A single level ranch in a neighborhood full of retired couples, won’t sell well to young “yuppies.” Know what kinds of buyers are likely to want the home (and neighborhood) before you start. Then, after improving it with those buyers in mind, market it appropriately. You or your agent should identify and advertise the benefits that matter to your buyers, whether this includes “close to stores” or “country living.”

6. Price It Right

Selling fast means you save those holding costs. You may also have other projects waiting for that money. To sell fast, price it slightly below market value – and let buyers know it’s a deal. It may seem that if you sell for $3,000 under market, you’re losing $3,000, but you are possibly saving a couple thousand in the holding costs you’ll pay if it takes an extra six weeks to sell at a higher price. Also, if you are a serious investor, flipping a house fast means getting the money into the next project fast. Buy right, and use the other tips here, and there should be plenty of profit left in any case.

16 thoughts on “6 Tips For Flipping A House”

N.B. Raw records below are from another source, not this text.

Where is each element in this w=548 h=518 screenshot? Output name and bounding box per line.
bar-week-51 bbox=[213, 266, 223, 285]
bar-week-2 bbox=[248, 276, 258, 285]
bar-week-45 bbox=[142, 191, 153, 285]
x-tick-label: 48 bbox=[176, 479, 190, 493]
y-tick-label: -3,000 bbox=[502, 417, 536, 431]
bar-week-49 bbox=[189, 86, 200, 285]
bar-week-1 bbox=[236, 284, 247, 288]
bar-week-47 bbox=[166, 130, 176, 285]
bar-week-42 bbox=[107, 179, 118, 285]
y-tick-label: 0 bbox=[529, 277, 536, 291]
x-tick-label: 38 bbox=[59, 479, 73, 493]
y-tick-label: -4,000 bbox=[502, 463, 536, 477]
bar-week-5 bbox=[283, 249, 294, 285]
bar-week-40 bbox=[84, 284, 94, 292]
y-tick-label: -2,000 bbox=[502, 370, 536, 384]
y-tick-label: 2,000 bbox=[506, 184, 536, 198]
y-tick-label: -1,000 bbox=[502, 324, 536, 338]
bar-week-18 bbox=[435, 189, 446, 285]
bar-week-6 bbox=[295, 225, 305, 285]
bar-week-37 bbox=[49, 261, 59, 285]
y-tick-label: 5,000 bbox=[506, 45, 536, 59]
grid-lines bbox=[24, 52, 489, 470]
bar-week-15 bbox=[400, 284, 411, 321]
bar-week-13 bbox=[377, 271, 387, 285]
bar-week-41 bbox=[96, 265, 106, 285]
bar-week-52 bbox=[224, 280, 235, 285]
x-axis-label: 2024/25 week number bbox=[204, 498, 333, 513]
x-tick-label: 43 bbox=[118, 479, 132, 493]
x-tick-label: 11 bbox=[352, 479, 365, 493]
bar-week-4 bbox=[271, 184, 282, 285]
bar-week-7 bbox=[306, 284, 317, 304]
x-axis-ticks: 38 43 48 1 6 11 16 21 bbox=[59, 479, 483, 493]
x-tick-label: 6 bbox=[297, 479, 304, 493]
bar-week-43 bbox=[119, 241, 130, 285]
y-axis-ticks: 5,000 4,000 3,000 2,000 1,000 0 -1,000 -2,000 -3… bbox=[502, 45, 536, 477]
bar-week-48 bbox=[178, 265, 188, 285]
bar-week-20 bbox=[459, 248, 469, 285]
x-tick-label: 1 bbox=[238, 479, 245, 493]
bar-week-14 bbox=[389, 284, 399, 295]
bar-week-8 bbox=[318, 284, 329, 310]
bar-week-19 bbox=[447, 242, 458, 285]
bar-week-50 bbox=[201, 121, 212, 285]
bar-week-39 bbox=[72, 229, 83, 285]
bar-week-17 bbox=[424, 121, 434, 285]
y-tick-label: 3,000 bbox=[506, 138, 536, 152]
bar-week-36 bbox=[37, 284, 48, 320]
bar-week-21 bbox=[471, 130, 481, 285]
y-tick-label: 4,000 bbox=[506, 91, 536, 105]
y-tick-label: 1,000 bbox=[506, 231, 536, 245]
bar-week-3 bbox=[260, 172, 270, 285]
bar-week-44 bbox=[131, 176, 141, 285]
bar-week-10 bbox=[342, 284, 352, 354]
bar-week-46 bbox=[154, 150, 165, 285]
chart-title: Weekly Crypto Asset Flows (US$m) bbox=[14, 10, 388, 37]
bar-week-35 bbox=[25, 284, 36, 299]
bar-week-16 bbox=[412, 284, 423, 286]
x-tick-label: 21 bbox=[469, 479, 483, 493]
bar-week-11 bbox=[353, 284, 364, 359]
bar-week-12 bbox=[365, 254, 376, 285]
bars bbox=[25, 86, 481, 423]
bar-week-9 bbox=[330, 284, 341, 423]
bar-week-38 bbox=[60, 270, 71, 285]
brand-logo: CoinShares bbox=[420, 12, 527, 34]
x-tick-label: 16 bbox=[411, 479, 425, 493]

  1. The number one tip should be to have the home inspected and to discuss with the home inspector what the budget for repairs is vs what the repairs are going to cost.

    Home buyers underestimate what will take to cure problems with distressed homes. They usually do not take into account all the other costs associated with buying and selling homes.

    Many will get stuck either losing money, not making any money or having to live in the house because there are no buyers who will make all the work profitable Home Inspector

  2. Property is commonly thought of as a thing which belongs to someone and over which a person has total control. But, legally, it is more properly defined as a collection of legal rights over a thing.

  3. Back in the day when I was flipping properties at a whopping part time rate of about one/year, the two most important things were:

    1) Pre purchase inspection (used as negotiation leverage if possible)

    2) The buy price. Everything keyed off th price you bought it for. If you over pay, you’re hosed. If you vastly under pay, there’s almost no way you can go wrong.

    Rob for Atlanta Real Estate

  4. Very good info! Nowadays, in these hard times for the economy and in with all the changes, conditions and new information our prospects or clients have in front, realtors became a special key for making decisions. Our job now is not just about “sell”; is also about giving people the best tools and resources in a very easy way to understand, so we can get their confidence, loyalty and referrals, specially because we have a Real Estate market that is not the “healthy” market it was just some years ago.

  5. Great article. I agree with Atlanta Real Estate’s comment. A pre-purchase inspection can be good leverage during negotiations. It will also uncover any hidden expenses that may not have been noticed otherwise. And purchasing the property at the right price is key. If you spend too much, adding in the renovations needed can leave very little, if any, money for profit.

    1. Yeah, home inspection is always necessary when it comes to home buying especially, if you want to flipped it. You always have to make sure that you get the house in the most affordable deal you can get from it and sometimes, the price of the property can be lowered big time, if there is a huge defect found in the house.

      Gilbert Homes for Sale

  6. I agree that you need to come up with a realistic resell value before purchasing a property for flipping. I would even go as far as taking 10% off my estimated resell value to create a “margin of safety” and if the deal is stil very profitable, then I would be comfortable purchasing the property. Great article, cheers.

    Property Investing Tips

  7. Yes, resale value is also an important factor to consider when you buy a property,then flip it. Even if you did well with the redesign and improvement of the house, but the resale value is not good enough, your efforts and your capital may just be put to waste.